The Bride!, directed by Maggie Gyllenhaal
One of two Frankenstein adaptations we’re getting this year, The Bride! is set in 1930s Chicago and puts a spin on the iconic Frankenstein story we’ve all come to know and love. But this story has a twist. Jessie Buckley’s murdered young woman is revived, and her new life surprises her creators as she lusts for romance and ignites a radical social movement. Christian Bale also stars as Frankenstein’s monster, as well as Penélope Cruz, Peter Sarsgaard and Annette Bening.
Credit: Getty
Materialists, directed by Celine Song
With Past Lives becoming one of the biggest films of 2023, fans have been eagerly awaiting details of Celine Song’s next project.

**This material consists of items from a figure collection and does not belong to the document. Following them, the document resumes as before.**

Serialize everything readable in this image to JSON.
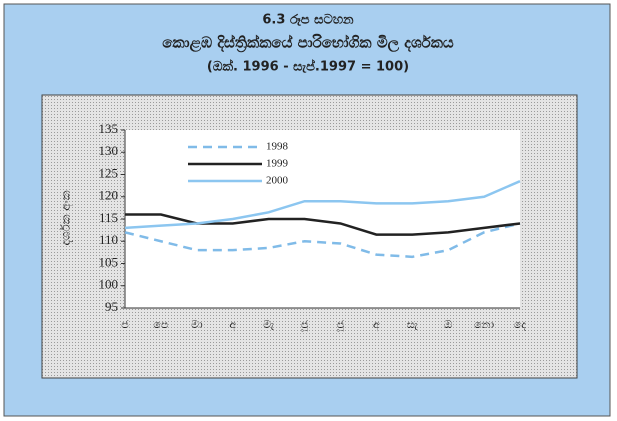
{
  "chart_data": {
    "type": "line",
    "title": [
      "6.3 රූප සටහන",
      "කොළඹ දිස්ත්‍රික්කයේ පාරිභෝගික මිල දර්ශකය",
      "(ඔක්. 1996 - සැප්.1997 = 100)"
    ],
    "y_label": "දර්ශක අංක",
    "categories": [
      "ජ",
      "පෙ",
      "මා",
      "අ",
      "මැ",
      "ජූ",
      "ජූ",
      "අ",
      "සැ",
      "ඔ",
      "නො",
      "දෙ"
    ],
    "series": [
      {
        "name": "1998",
        "color": "#80bbe8",
        "dashed": true,
        "values": [
          112,
          110,
          108,
          108,
          108.5,
          110,
          109.5,
          107,
          106.5,
          108,
          112,
          114
        ]
      },
      {
        "name": "1999",
        "color": "#222222",
        "dashed": false,
        "values": [
          116,
          116,
          114,
          114,
          115,
          115,
          114,
          111.5,
          111.5,
          112,
          113,
          114
        ]
      },
      {
        "name": "2000",
        "color": "#8cc6f0",
        "dashed": false,
        "values": [
          113,
          113.5,
          114,
          115,
          116.5,
          119,
          119,
          118.5,
          118.5,
          119,
          120,
          123.5
        ]
      }
    ],
    "ylim": [
      95,
      135
    ],
    "yticks": [
      95,
      100,
      105,
      110,
      115,
      120,
      125,
      130,
      135
    ]
  }
}
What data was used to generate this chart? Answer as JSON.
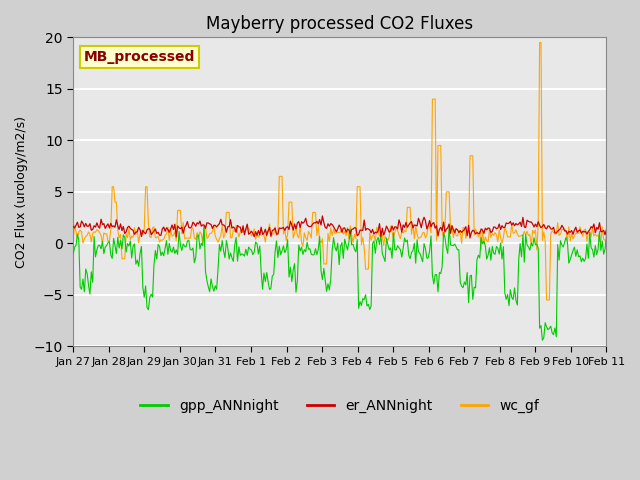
{
  "title": "Mayberry processed CO2 Fluxes",
  "ylabel": "CO2 Flux (urology/m2/s)",
  "ylim": [
    -10,
    20
  ],
  "yticks": [
    -10,
    -5,
    0,
    5,
    10,
    15,
    20
  ],
  "plot_bg_color": "#e8e8e8",
  "grid_color": "white",
  "line_colors": {
    "gpp": "#00cc00",
    "er": "#cc0000",
    "wc": "#ffa500"
  },
  "legend_label": "MB_processed",
  "legend_label_color": "#8b0000",
  "legend_bg": "#ffffcc",
  "legend_edge": "#cccc00",
  "n_points": 384,
  "x_tick_labels": [
    "Jan 27",
    "Jan 28",
    "Jan 29",
    "Jan 30",
    "Jan 31",
    "Feb 1",
    "Feb 2",
    "Feb 3",
    "Feb 4",
    "Feb 5",
    "Feb 6",
    "Feb 7",
    "Feb 8",
    "Feb 9",
    "Feb 10",
    "Feb 11"
  ],
  "bottom_legend": [
    {
      "label": "gpp_ANNnight",
      "color": "#00cc00"
    },
    {
      "label": "er_ANNnight",
      "color": "#cc0000"
    },
    {
      "label": "wc_gf",
      "color": "#ffa500"
    }
  ]
}
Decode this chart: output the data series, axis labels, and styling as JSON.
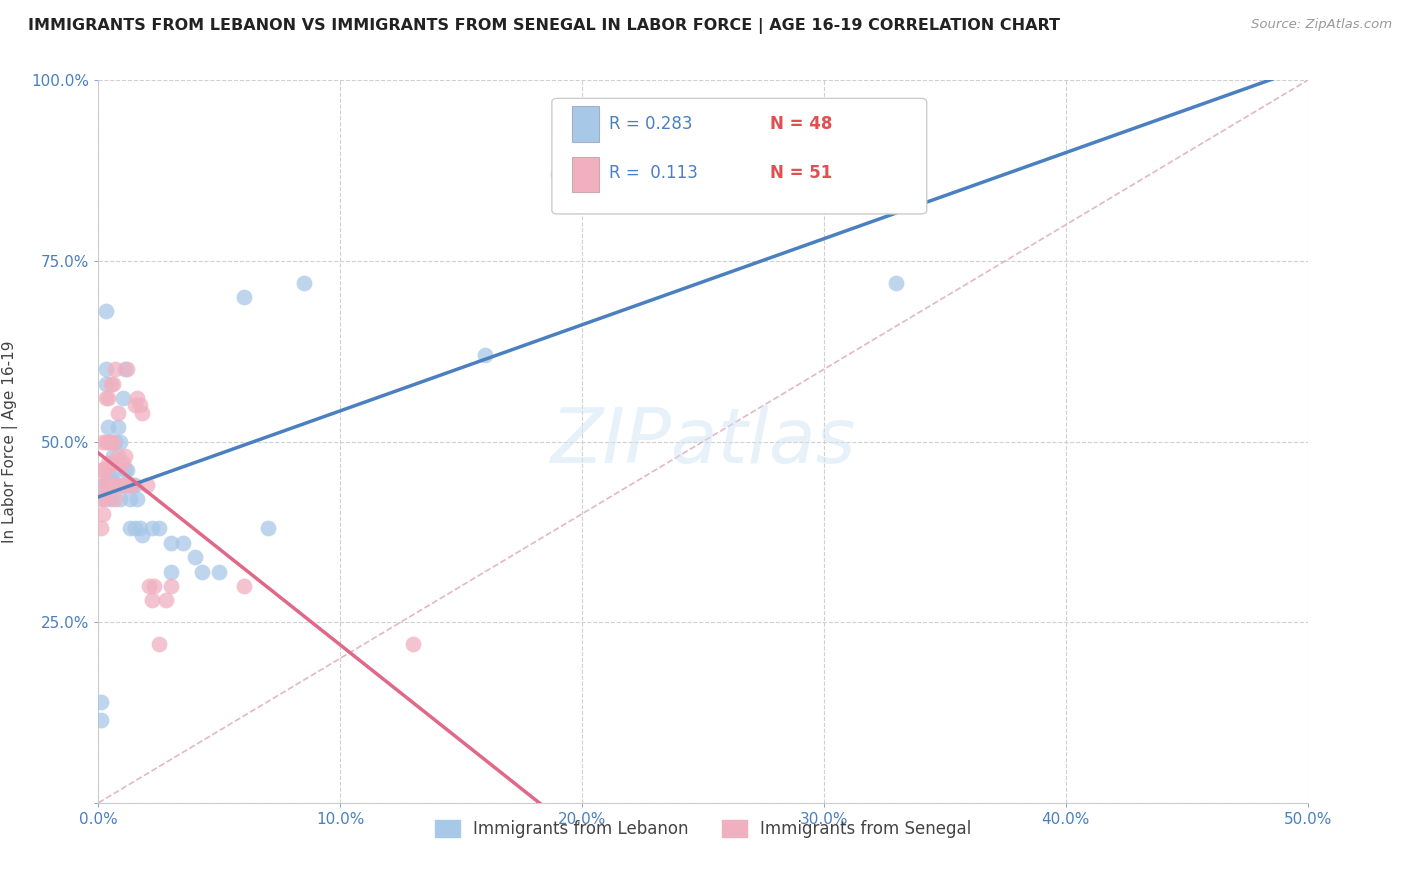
{
  "title": "IMMIGRANTS FROM LEBANON VS IMMIGRANTS FROM SENEGAL IN LABOR FORCE | AGE 16-19 CORRELATION CHART",
  "source": "Source: ZipAtlas.com",
  "ylabel": "In Labor Force | Age 16-19",
  "xlim": [
    0.0,
    0.5
  ],
  "ylim": [
    0.0,
    1.0
  ],
  "xticks": [
    0.0,
    0.1,
    0.2,
    0.3,
    0.4,
    0.5
  ],
  "xticklabels": [
    "0.0%",
    "10.0%",
    "20.0%",
    "30.0%",
    "40.0%",
    "50.0%"
  ],
  "yticks": [
    0.0,
    0.25,
    0.5,
    0.75,
    1.0
  ],
  "yticklabels": [
    "",
    "25.0%",
    "50.0%",
    "75.0%",
    "100.0%"
  ],
  "lebanon_color": "#a8c8e8",
  "senegal_color": "#f0b0c0",
  "lebanon_line_color": "#4a80c0",
  "senegal_line_color": "#e06888",
  "ref_line_color": "#e0b0c0",
  "legend_r1": "0.283",
  "legend_n1": "48",
  "legend_r2": "0.113",
  "legend_n2": "51",
  "watermark": "ZIPatlas",
  "lebanon_x": [
    0.001,
    0.001,
    0.002,
    0.002,
    0.003,
    0.003,
    0.003,
    0.004,
    0.004,
    0.005,
    0.005,
    0.005,
    0.006,
    0.006,
    0.007,
    0.007,
    0.008,
    0.008,
    0.009,
    0.009,
    0.01,
    0.01,
    0.011,
    0.011,
    0.012,
    0.012,
    0.013,
    0.013,
    0.014,
    0.015,
    0.015,
    0.016,
    0.017,
    0.018,
    0.022,
    0.025,
    0.03,
    0.03,
    0.035,
    0.04,
    0.043,
    0.05,
    0.06,
    0.07,
    0.085,
    0.16,
    0.19,
    0.33
  ],
  "lebanon_y": [
    0.115,
    0.14,
    0.42,
    0.44,
    0.58,
    0.6,
    0.68,
    0.45,
    0.52,
    0.42,
    0.45,
    0.5,
    0.44,
    0.48,
    0.46,
    0.5,
    0.44,
    0.52,
    0.42,
    0.5,
    0.44,
    0.56,
    0.46,
    0.6,
    0.46,
    0.44,
    0.38,
    0.42,
    0.44,
    0.44,
    0.38,
    0.42,
    0.38,
    0.37,
    0.38,
    0.38,
    0.32,
    0.36,
    0.36,
    0.34,
    0.32,
    0.32,
    0.7,
    0.38,
    0.72,
    0.62,
    0.87,
    0.72
  ],
  "senegal_x": [
    0.001,
    0.001,
    0.001,
    0.002,
    0.002,
    0.002,
    0.002,
    0.003,
    0.003,
    0.003,
    0.003,
    0.004,
    0.004,
    0.004,
    0.004,
    0.005,
    0.005,
    0.005,
    0.005,
    0.006,
    0.006,
    0.006,
    0.006,
    0.007,
    0.007,
    0.007,
    0.008,
    0.008,
    0.008,
    0.009,
    0.009,
    0.01,
    0.01,
    0.011,
    0.011,
    0.012,
    0.013,
    0.014,
    0.015,
    0.016,
    0.017,
    0.018,
    0.02,
    0.021,
    0.022,
    0.023,
    0.025,
    0.028,
    0.03,
    0.06,
    0.13
  ],
  "senegal_y": [
    0.38,
    0.42,
    0.46,
    0.4,
    0.44,
    0.46,
    0.5,
    0.42,
    0.46,
    0.5,
    0.56,
    0.44,
    0.47,
    0.5,
    0.56,
    0.44,
    0.47,
    0.5,
    0.58,
    0.44,
    0.47,
    0.5,
    0.58,
    0.42,
    0.47,
    0.6,
    0.44,
    0.48,
    0.54,
    0.44,
    0.47,
    0.44,
    0.47,
    0.44,
    0.48,
    0.6,
    0.44,
    0.44,
    0.55,
    0.56,
    0.55,
    0.54,
    0.44,
    0.3,
    0.28,
    0.3,
    0.22,
    0.28,
    0.3,
    0.3,
    0.22
  ]
}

Her directorial debut warmed and devastated our hearts, and now, we’ve seen our first glimpses of Song’s new film, Materialists.
A lot of the plot details are still being kept under wraps, but we do know that the film will be a New York-set romantic comedy that follows a professional matchmaker called Lucy (Dakota Johnson) who gets involved with a wealthy man, but still harbours feelings for the broke actor-waiter she left behind.
Hamnet, directed by Chloé Zhao
Directed by Oscar-winning Chloé Zhao, Hamnet reimagines the story of Agnes – the wife of the world’s most famous writer, William Shakespeare – as she comes to terms with the loss of her son, Hamnet. “It is a story of the bond between twins, and of a marriage pushed to the brink by grief… and an unforgettable reimagining of a boy whose life has been all but forgotten, but whose name was given to one of the most celebrated plays ever written,” reads the novel’s synopsis.
The film stars Paul Mescal as a character based loosely on a young William Shakespeare, and Jessie Buckley as his wife, Anne Hathaway (named Agnes in the book).
Credit: Black Label Media
Die, My Love, directed by Lynne Ramsay
Die, My Love is the new thriller from Scottish filmmaker Lynne Ramsay, which adapts the 2017 novel of the same name by Ariana Harwicz. Starring Jennifer Lawrence, Robert Pattinson and LaKeith Stanfield, the film is set in rural America and is a portrait of a woman (Lawrence) who is struggling with motherhood and her sanity and ends up being engulfed by love and madness. Pattinson plays her husband, and Stanfield, her lover.